It was another interesting year for racing in Canada, with American Le Mans, Formula One, IndyCar and NASCAR again coming to this country to ensure motorsports fans got their fill of action.
Along the way there were some performances and races that stood out. So, here are the moments that made 2011 a memorable year in Canadian racing:
Best performance by a Canadian driver — Robert Wickens, World Series by Renault 3.5
Wickens became the first Canadian to win a major title in Europe since Jacques Villeneuve took the 1997 Formula One world championship. Along the way, he beat two drivers supported by Red Bull, which dropped Wickens from its young driver program two years ago. The World Series crown earned him a day in the Renault F1 car at the annual Young Drivers’ test in Abu Dhabi to go along with a day with Marussia Virgin, the team that signed him as a reserve driver in 2011. When the test was done, Wickens had put up the quickest lap times for both teams.
Comeback of the year — James Hinchcliffe
After missing the first race of 2011 due to a late deal with sponsor Sprott Securities, Hinchcliffe started the IndyCar season in a hole as he went for the rookie of the year crown. Being taken out by another driver in his debut race didn’t help matters and by the time May’s Indianapolis 500 was in the books, Hinchcliffe sat 33 points behind rookie points leader J.R. Hildebrand. The Newman/Haas driver chipped away at the lead as the season wore on, outscoring his rival by 39 points in the next 11 starts. After taking a slim six-point advantage into the final stop at Las Vegas, Hinchcliffe took rookie of the year honours when that race was cancelled following a massive crash that took the life of Dan Wheldon.
Most deserved win in a Canadian race — Marcos Ambrose, Napa Auto Parts 200
After leading 149 of a total 273 laps in the first four NASCAR Nationwide Series events at Montreal and coming away empty-handed each time, Marcos Ambrose finally sealed the deal. And the Australian did it in style after starting from the back of the 43-car field because he missed the morning driver briefing due to his Sprint Cup duties in Michigan. While he moved to the front with about one-third of the 74 laps left, Ambrose got rammed by Canadian Jacques Villeneuve in a battle for the lead on a restart and it looked like his bad luck in Montreal would continue. Instead, after some quick repairs he back from 28th place in a damaged car to get his Montreal win.
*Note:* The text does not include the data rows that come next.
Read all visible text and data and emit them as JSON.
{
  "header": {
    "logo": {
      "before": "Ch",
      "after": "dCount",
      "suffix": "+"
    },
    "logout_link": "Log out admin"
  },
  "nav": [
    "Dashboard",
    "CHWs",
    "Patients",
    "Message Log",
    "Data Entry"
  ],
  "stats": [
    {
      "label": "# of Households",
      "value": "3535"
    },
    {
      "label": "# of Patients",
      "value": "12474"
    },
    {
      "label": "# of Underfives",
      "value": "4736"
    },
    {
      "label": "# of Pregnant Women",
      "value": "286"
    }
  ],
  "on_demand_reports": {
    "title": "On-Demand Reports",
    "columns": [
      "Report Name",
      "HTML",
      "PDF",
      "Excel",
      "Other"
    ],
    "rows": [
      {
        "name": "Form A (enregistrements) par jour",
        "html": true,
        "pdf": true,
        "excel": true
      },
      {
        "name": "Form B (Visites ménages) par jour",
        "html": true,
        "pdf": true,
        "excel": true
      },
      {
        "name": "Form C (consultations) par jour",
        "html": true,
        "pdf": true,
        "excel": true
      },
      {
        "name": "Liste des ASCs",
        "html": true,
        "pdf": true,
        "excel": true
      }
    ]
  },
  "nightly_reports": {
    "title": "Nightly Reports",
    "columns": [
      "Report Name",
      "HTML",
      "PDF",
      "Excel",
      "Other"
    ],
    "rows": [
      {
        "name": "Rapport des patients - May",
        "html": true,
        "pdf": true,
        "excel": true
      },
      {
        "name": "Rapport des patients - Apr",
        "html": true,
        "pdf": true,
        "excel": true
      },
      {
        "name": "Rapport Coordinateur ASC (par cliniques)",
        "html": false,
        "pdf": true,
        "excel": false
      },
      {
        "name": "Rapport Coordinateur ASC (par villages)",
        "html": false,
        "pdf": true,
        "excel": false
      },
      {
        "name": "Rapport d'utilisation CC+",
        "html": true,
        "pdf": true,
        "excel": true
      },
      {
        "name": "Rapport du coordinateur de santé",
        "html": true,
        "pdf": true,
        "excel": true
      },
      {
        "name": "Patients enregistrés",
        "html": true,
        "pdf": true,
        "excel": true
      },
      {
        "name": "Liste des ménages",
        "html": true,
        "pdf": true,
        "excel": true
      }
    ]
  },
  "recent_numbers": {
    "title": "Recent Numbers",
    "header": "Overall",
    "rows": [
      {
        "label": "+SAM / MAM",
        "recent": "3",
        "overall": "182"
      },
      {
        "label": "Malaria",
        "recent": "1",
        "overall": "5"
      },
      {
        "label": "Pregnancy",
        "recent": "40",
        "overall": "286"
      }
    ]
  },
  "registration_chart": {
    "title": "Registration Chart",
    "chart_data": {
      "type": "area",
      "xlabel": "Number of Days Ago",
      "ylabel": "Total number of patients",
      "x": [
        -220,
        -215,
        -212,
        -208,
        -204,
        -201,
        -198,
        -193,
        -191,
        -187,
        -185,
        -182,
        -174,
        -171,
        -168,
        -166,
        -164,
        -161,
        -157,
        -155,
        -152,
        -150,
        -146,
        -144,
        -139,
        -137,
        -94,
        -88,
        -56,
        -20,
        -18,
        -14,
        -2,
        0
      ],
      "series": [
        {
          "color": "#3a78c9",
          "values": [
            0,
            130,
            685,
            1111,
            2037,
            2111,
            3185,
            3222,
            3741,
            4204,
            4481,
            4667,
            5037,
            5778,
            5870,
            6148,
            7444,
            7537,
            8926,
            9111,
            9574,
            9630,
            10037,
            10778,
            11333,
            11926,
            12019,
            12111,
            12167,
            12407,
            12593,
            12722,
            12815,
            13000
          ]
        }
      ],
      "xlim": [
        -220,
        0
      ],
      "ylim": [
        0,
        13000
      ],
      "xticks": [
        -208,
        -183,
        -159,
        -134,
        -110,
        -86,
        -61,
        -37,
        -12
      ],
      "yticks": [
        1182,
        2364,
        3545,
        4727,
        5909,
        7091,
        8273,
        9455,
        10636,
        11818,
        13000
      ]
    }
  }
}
Two-wheeled performance of the year — Brett McCormick
It’s been a rare thing for anyone in this country to talk about a dominant performance in the Canadian Superbike Championship and not be referring to Jordan Szoke. But McCormick changed all that in 2011, riding his way to six consecutive victories on his factory BMW to clinch the Canadian Superbike title. While Szoke battled hard and chased McCormick’s exhaust all year, he and his Kawasaki simply could not challenge the young star. The change at the top ended a streak of five straight Canadian Superbike titles for Szoke.
Biggest gaffe — Sebastian Vettel, Canadian Grand Prix
The Red Bull ace rarely made any mistakes this year, but the eventual 2011 Formula One world champion served up a doozy at the Circuit Gilles Villeneuve. After a torrential downpour red-flagged the action for two hours, Vettel picked up where he left off and continued to dominate the action in Montreal. Vettel looked to be cruising to a fourth consecutive victory and his sixth in the first seven races of 2011 when he showed he isn't perfect. With a fast-closing Jenson Button putting on the pressure in the final 10 laps, Vettel fended off the challenge until the last lap when he pushed too hard and got a wheel onto some wet pavement at the side of the track. While Vettel saved his car from a spin, the mistake allowed the McLaren to get by and carry Button to the win.
Best off track move — Ron Fellows
When the veteran Canadian racer, along with developer Carlo Fidani and businessman Alan Boughton, became one of the three co-owners of the legendary Mosport International Raceway in June, it was seen as a boon to racing in this country. Yes, it’s just one of many tracks in the country, but Mosport has been a key locale in Canadian racing for the past 50 years or so and having it in the hands of someone who has forgotten more about racing than most of us know signals a bright, new era in Canadian motorsport.
After racing there for the better part of the last three decades, Fellows knows exactly what the track needs in upgrades — such as the new tunnel that was dug to accommodate transporters — and he also has the pull and connections to get more major series racing there again. Having 43 NASCAR Nationwide cars bump and grind their way around Moss Corner is only a matter of time.